Cyber Threat Actor: FIN7
| Actor Type | Location | Known Incidents |
Crime Syndicate
|
Russia
|
1 incident |
|---|
Profile
FIN7 is a financially motivated threat actor also known as the Cobalt Group and Carbanak. The group has been active since at least late 2016 and is widely believed to be based in Russia. Its primary objective is monetary gain through the theft of payment card data and the compromise of banking systems.
The actor targets financial institutions, banks, automated teller machine manufacturers, point‑of‑sale networks, retail companies and hospitality businesses. Geographically, its campaigns have focused on organizations in Eastern Europe and Russia as well as United States retail chains such as Burgerville, Chipotle, Chili’s, Saks Fifth Avenue and Lord & Taylor. The group’s activities are described as financially motivated, with suspected involvement in theft exceeding one billion dollars from banks, retailers and hospitality firms.
Typical tactics include spear‑phishing emails that masquerade as trusted financial partners or vendors, delivering weaponized Word documents with obfuscated VBA scripts or binary files with a jpg extension. These payloads often deploy JavaScript backdoors that achieve persistence via registry keys and are launched using regsvr32.exe, with command‑and‑control traffic encrypted using RC4. Reconnaissance tools such as CobInt/COOLPANTS connect to C2 servers like rietumu[.]me to gather information. The group also employs the Carbanak backdoor, the in‑memory loader BOOSTWRITE that uses DLL search order hijacking to execute malicious DLLs without touching the filesystem, and the RDFSNIFFER module that hooks into NCR Aloha Command Center Client to act as a remote access tool.

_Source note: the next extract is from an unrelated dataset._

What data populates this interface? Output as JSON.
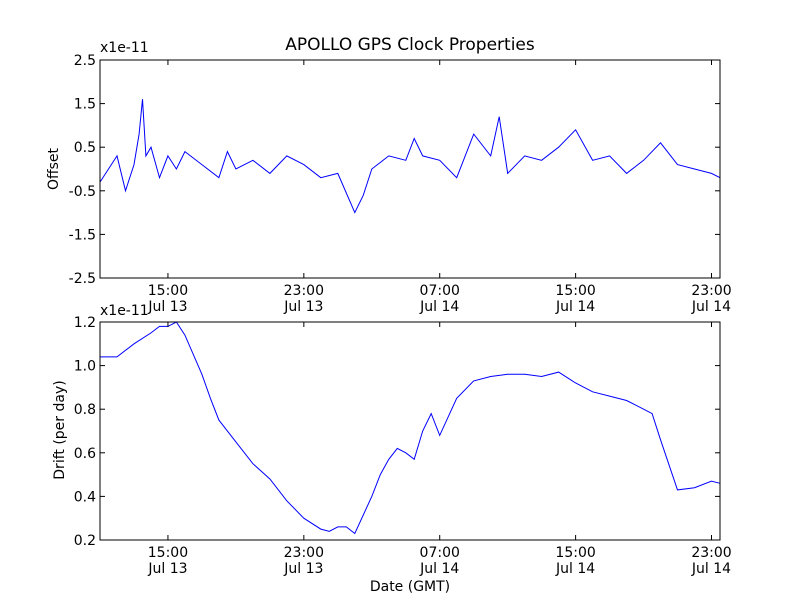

Attribution links FIN7 to a Russian organized cybercrime syndicate, with the Carbanak malware family frequently associated with the group. Public reporting notes that some members have been arrested in Spain, yet the organization remains active and continues to develop new malware strains such as BOOSTWRITE and RDFSNIFFER after those arrests.
Notable operations include a 2018 campaign against a Russian bank and a Romanian financial institution that used spear phishing to install ATM‑oriented malware and resulted in significant financial losses, the 2018 breach of Burgerville where customer credit‑card data was scraped from point‑of‑sale systems, the 2018 theft of more than five million payment cards from Saks Fifth Avenue and Lord & Taylor, and the 2016 compromise of Oracle’s MICROS point‑of‑sale support portal which facilitated credential theft and potential deployment of card‑stealing malware to customer devices.